The old man looked toward the young voice. His eyes were white like pearls, blind as the clouds set against Dragonstone. "Iii'll not troubble you, ser." The man's voice shook. Dragging it from his parched throat was a battle of its own.
"No – you don't have to move." Daario said quickly, when the man tried to pry himself from the rock. He'd been fishing, albeit unsuccessfully. There was a threadbare bag beside him that rattled with oyster shells. "We're only interested in the castle. The shore is yours."
His words did not stop the man from packing up. He'd lived through many armies and lords. None of them worth a toss for their word. "Last maan said thatt burned 'is men alivee on that beach o'er there." Despite his blindness, the man correctly pointed to the stretch of beach in front of the castle which still bore the remnants of pyres.
"Stannis Baratheon and the Red Witch. I heard of them." Daario nodded. "We're not interested in that sort of thing."
"Gold..." The man replied. "I can hear you chippping away a' it. Soft. Sh… If you listen…"
Mad. Daario resigned to leave the man to his business.
"I hear them too..." The old man added. "Screechin' on the air. Do you ride with dragons, ser?"
Daario paused. He tilted his head, eyeing the man more carefully. It was not some poor fishermen. They knew nothing of kings and dragons. "I do but I am no ser in a lord's army. I am a pirate and my queen is coming with her dragons."
"Her name?" The old man prompted, managing to stand. His dead eyes set themselves on Daario.
"Daenerys Targaryen."
The old man covered his mouth in shock.
"You know her?"
"Know her?" He whimpered. "I was here the day she was born into this raging world and held her mother's hand until the end."

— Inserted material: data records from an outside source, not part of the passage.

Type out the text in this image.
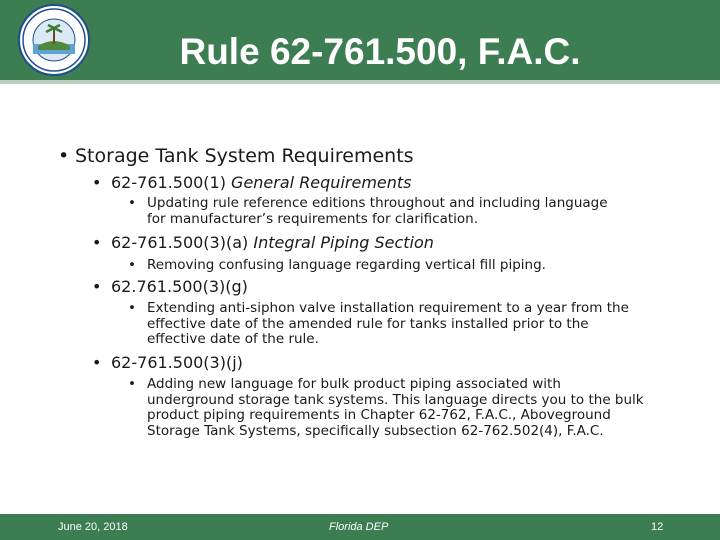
Rule 62-761.500, F.A.C.
• Storage Tank System Requirements
• 62-761.500(1) General Requirements
• Updating rule reference editions throughout and including language for manufacturer’s requirements for clarification.
• 62-761.500(3)(a) Integral Piping Section
• Removing confusing language regarding vertical fill piping.
• 62.761.500(3)(g)
• Extending anti-siphon valve installation requirement to a year from the effective date of the amended rule for tanks installed prior to the effective date of the rule.
• 62-761.500(3)(j)
• Adding new language for bulk product piping associated with underground storage tank systems. This language directs you to the bulk product piping requirements in Chapter 62-762, F.A.C., Aboveground Storage Tank Systems, specifically subsection 62-762.502(4), F.A.C.
June 20, 2018	Florida DEP	12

It was a difficult passage around the sea caves but the old man straddled the rock as though he'd grown as a part of it. His feet knew every hold while his hands slid into the nooks beside lazy grey flat crabs who shied away from the motion.
Daario's sword dragged against the unforgiving stone as he skirted down the last drop and landed in the mouth of a shallow stream. To his right lay the sea and to the left, the gaping mouth of a cave. The river spewed from its lips – a constant stream of fresh water which the old man scooped into his mouth.

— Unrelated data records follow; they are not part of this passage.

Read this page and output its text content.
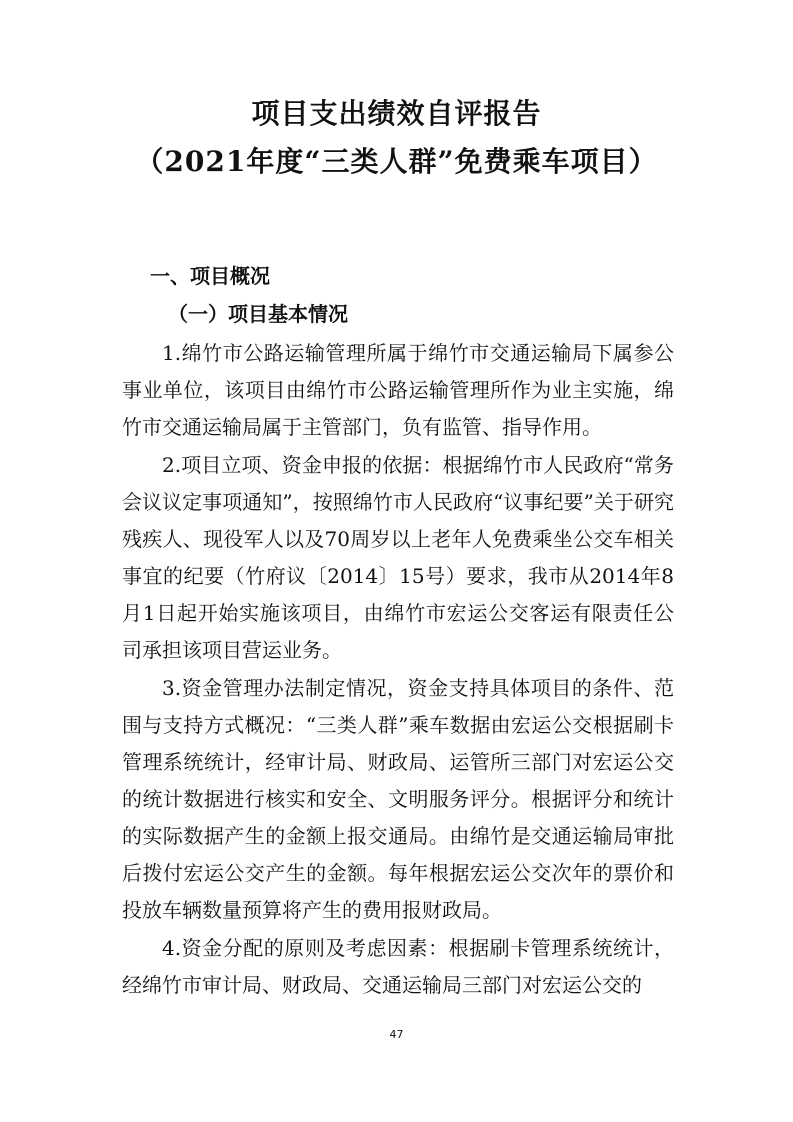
项目支出绩效自评报告
（2021年度“三类人群”免费乘车项目）
一、项目概况
（一）项目基本情况

1.绵竹市公路运输管理所属于绵竹市交通运输局下属参公事业单位，该项目由绵竹市公路运输管理所作为业主实施，绵竹市交通运输局属于主管部门，负有监管、指导作用。

2.项目立项、资金申报的依据：根据绵竹市人民政府“常务会议议定事项通知”，按照绵竹市人民政府“议事纪要”关于研究残疾人、现役军人以及70周岁以上老年人免费乘坐公交车相关事宜的纪要（竹府议〔2014〕15号）要求，我市从2014年8月1日起开始实施该项目，由绵竹市宏运公交客运有限责任公司承担该项目营运业务。

3.资金管理办法制定情况，资金支持具体项目的条件、范围与支持方式概况：“三类人群”乘车数据由宏运公交根据刷卡管理系统统计，经审计局、财政局、运管所三部门对宏运公交的统计数据进行核实和安全、文明服务评分。根据评分和统计的实际数据产生的金额上报交通局。由绵竹是交通运输局审批后拨付宏运公交产生的金额。每年根据宏运公交次年的票价和投放车辆数量预算将产生的费用报财政局。

4.资金分配的原则及考虑因素：根据刷卡管理系统统计，经绵竹市审计局、财政局、交通运输局三部门对宏运公交的

47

As they stepped inside, Daario noticed the walls glitter where flecks of quartz corrupted the glass resembling the night sky.
"You were a knight," Daario observed, nodding at the pile of armour left against the wall. Most of it had fallen to rust at the constant beck of the salt air but he could still make out a pair of dragons on the breastplate. Before he could ask any more questions his attention was drawn to the pile of rocks at the centre of the cave. It was a burial pyre like those made by the ancient Children of the Forest.

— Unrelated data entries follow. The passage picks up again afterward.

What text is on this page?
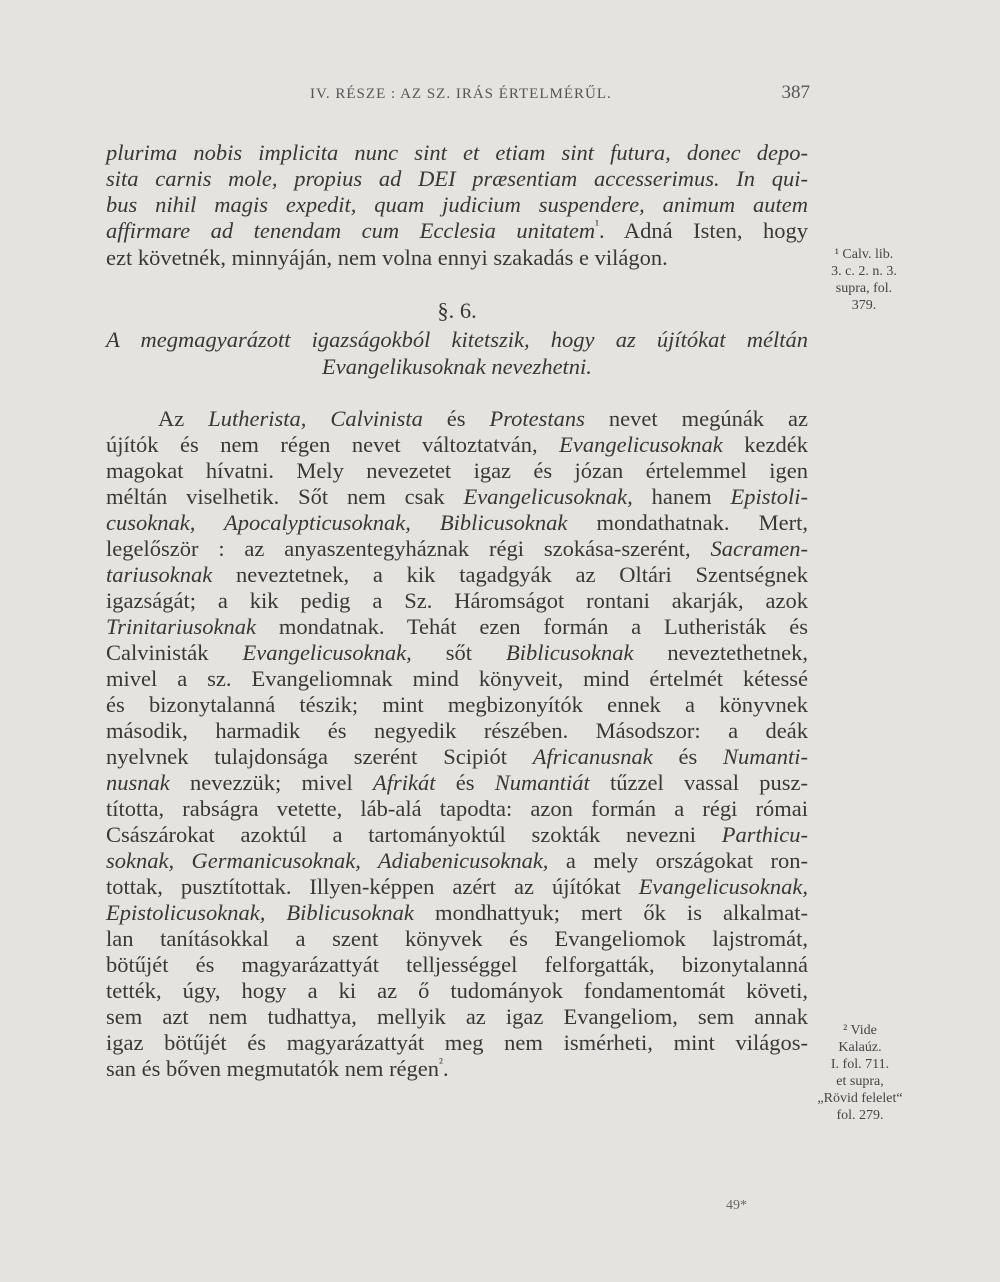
IV. RÉSZE : AZ SZ. IRÁS ÉRTELMÉRŰL.	387
plurima nobis implicita nunc sint et etiam sint futura, donec depo-
sita carnis mole, propius ad DEI præsentiam accesserimus. In qui-
bus nihil magis expedit, quam judicium suspendere, animum autem
affirmare ad tenendam cum Ecclesia unitatem$^{^1}$. Adná Isten, hogy
ezt követnék, minnyáján, nem volna ennyi szakadás e világon.
§. 6.
A megmagyarázott igazságokból kitetszik, hogy az újítókat méltán
Evangelikusoknak nevezhetni.
Az Lutherista, Calvinista és Protestans nevet megúnák az
újítók és nem régen nevet változtatván, Evangelicusoknak kezdék
magokat hívatni. Mely nevezetet igaz és józan értelemmel igen
méltán viselhetik. Sőt nem csak Evangelicusoknak, hanem Epistoli-
cusoknak, Apocalypticusoknak, Biblicusoknak mondathatnak. Mert,
legelőször : az anyaszentegyháznak régi szokása-szerént, Sacramen-
tariusoknak neveztetnek, a kik tagadgyák az Oltári Szentségnek
igazságát; a kik pedig a Sz. Háromságot rontani akarják, azok
Trinitariusoknak mondatnak. Tehát ezen formán a Lutheristák és
Calvinisták Evangelicusoknak, sőt Biblicusoknak neveztethetnek,
mivel a sz. Evangeliomnak mind könyveit, mind értelmét kétessé
és bizonytalanná tészik; mint megbizonyítók ennek a könyvnek
második, harmadik és negyedik részében. Másodszor: a deák
nyelvnek tulajdonsága szerént Scipiót Africanusnak és Numanti-
nusnak nevezzük; mivel Afrikát és Numantiát tűzzel vassal pusz-
tította, rabságra vetette, láb-alá tapodta: azon formán a régi római
Császárokat azoktúl a tartományoktúl szokták nevezni Parthicu-
soknak, Germanicusoknak, Adiabenicusoknak, a mely országokat ron-
tottak, pusztítottak. Illyen-képpen azért az újítókat Evangelicusoknak,
Epistolicusoknak, Biblicusoknak mondhattyuk; mert ők is alkalmat-
lan tanításokkal a szent könyvek és Evangeliomok lajstromát,
bötűjét és magyarázattyát telljességgel felforgatták, bizonytalanná
tették, úgy, hogy a ki az ő tudományok fondamentomát követi,
sem azt nem tudhattya, mellyik az igaz Evangeliom, sem annak
igaz bötűjét és magyarázattyát meg nem ismérheti, mint világos-
san és bőven megmutatók nem régen$^{^2}$.
¹ Calv. lib.
3. c. 2. n. 3.
supra, fol.
379.
² Vide
Kalaúz.
I. fol. 711.
et supra,
„Rövid felelet“
fol. 279.
49*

"There was no earth ter bury her in..." He lamented, placing his hands upon the mound. "So I laid her 'ere. Where they'd not find her."
Daario's boots crunched over the river stones. He was beginning to understand. "Rhaella Targaryen?" He asked, to which the old man whimpered. Daenerys' mother. Daario knelt in the shallow water and dipped his head, muttering one of his ocean prayers.
"You are Ironborn..." The old man said. "I did not know the-e realm had fallen so far."
"We sail beneath the dragon banners, old man. Live a little longer and you'll hear the last of that bastard usurper empire fall beneath her wings." He lifted himself out of the water. "Your name, ser?"
It had been so long since he'd uttered it that the old man could scarce remember. He'd become something else, living among the birds and creatures of the sea. Soon he'd be no one at all. Just another pile of bones on the beach for the gulls to pick at. "Ser Willem Darry..." he replied with a mournful air. "Last of the Queensguard."